D’autre part, il est important que justice soit faite pour toutes ces victimes. Le TPIR, la justice rwandaise et les tribunaux populaires dits Gacaca ont jusque-là échoué dans la poursuite de crimes qui auraient été commis contre les victimes rwandaises hutues, et aucune suite n’a été donnée au Mapping Report de 2010 concernant les crimes graves contre l’humanité perpétrés contre les réfugiés en RDC, faits qui, si avérés, « pourraient être qualifiés de génocide » selon ce rapport.
Nous sommes face à un déni flagrant de justice depuis 20 ans, et cela, combiné à un manque de reconnaissance des victimes, handicape aujourd’hui le processus de réconciliation véritable car pour cela il faudrait soigner d’abord et qu’il soit permis à la vérité d’éclater au grand jour.
La justice est donc centrale dans cette démarche selon vous. Ce domaine fait pourtant couler beaucoup d’encre et c’est toujours encore plus le cas durant la période de commémoration. Le gouvernement rwandais fait-il le nécessaire pour que justice soit faite ?

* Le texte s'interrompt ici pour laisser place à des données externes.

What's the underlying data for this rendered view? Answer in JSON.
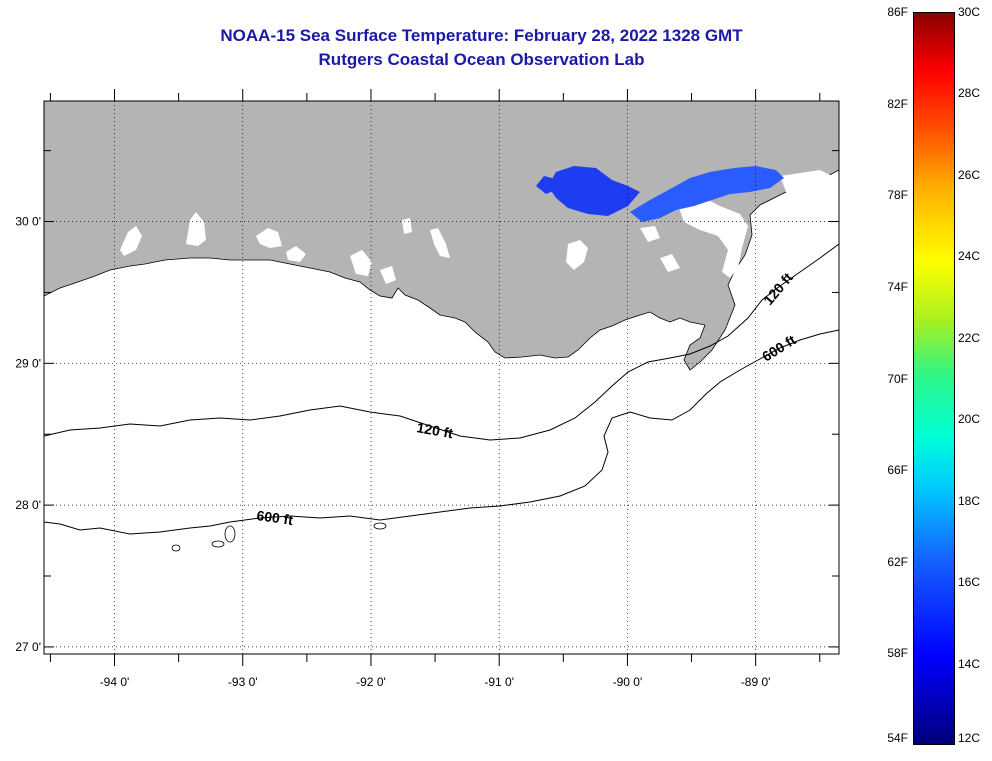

La justice semble avoir deux poids deux mesures lorsqu’il s’agit du cas du Rwanda. Nous sommes inquiets quand nous en voyons l’instrumentalisation pour faire taire oppositions ou voix discordantes dans le pays. Il est en effet effarant de voir avec quelle facilité les dossiers du régime sont convertis en dossiers judiciaire et instruits rapidement.
Nous sommes encore plus désemparés lorsque nous voyons le Rwanda se retirer du protocole additionnel de la Cour africaine des droits de l’homme et des peuples, enlevant un recours de plus aux ONG et individus pour leurs questions judiciaires.
Sachant que le Rwanda refuse de ratifier le traité de Rome pour reconnaitre la juridiction de la Cour Pénal International, le citoyen rwandais n’a finalement que comme option, l’appareil juridique rwandais, dont le biais et l’indépendance laissent largement à désirer.
Dans le contexte décrit plus haut où une justice véritable est un prérequis à la reconstruction des victimes et à la cohabitation paisible, ce portrait n’est en tout cas pas rassurant !
Depuis quelques mois Jambo ASBL, par l’intermédiaire de son département Mpore, mémoire et justice, a lancé un projet nommé Thérapie communautaire, pouvez-vous nous en dire plus et nous expliquer quel peut être son apport dans le vivre ensemble des Rwandais ?
Dans la reconstruction personnelle des personnes victimes de crimes graves tels que ceux qu’ont connus de nombreux ressortissants de la région des Grand Lac d’Afrique, nous nous penchons régulièrement sur des sujets tels que la résilience et la guérison physique et psychologique des victimes. Les méthodes traditionnelles de traitement des séquelles psychologiques de ces traumatismes, ne trouvant pas de références dans nos cultures, semblent ne pas avoir beaucoup d’écho auprès des concernés.
La thérapie communautaire est un outil qui nous vient du Brésil ; c’est une méthode développée par le psychiatre et anthropologue brésilien Adalberto BARRETO. Cette méthode de thérapie de groupe a pour particularité de s’appuyer sur la communauté, les liens sociaux, pour aider les participants à trouver des solutions à leurs problèmes individuels. Aussi sort-elle de la conception traditionnelle que se font beaucoup de ce qu’est une thérapie !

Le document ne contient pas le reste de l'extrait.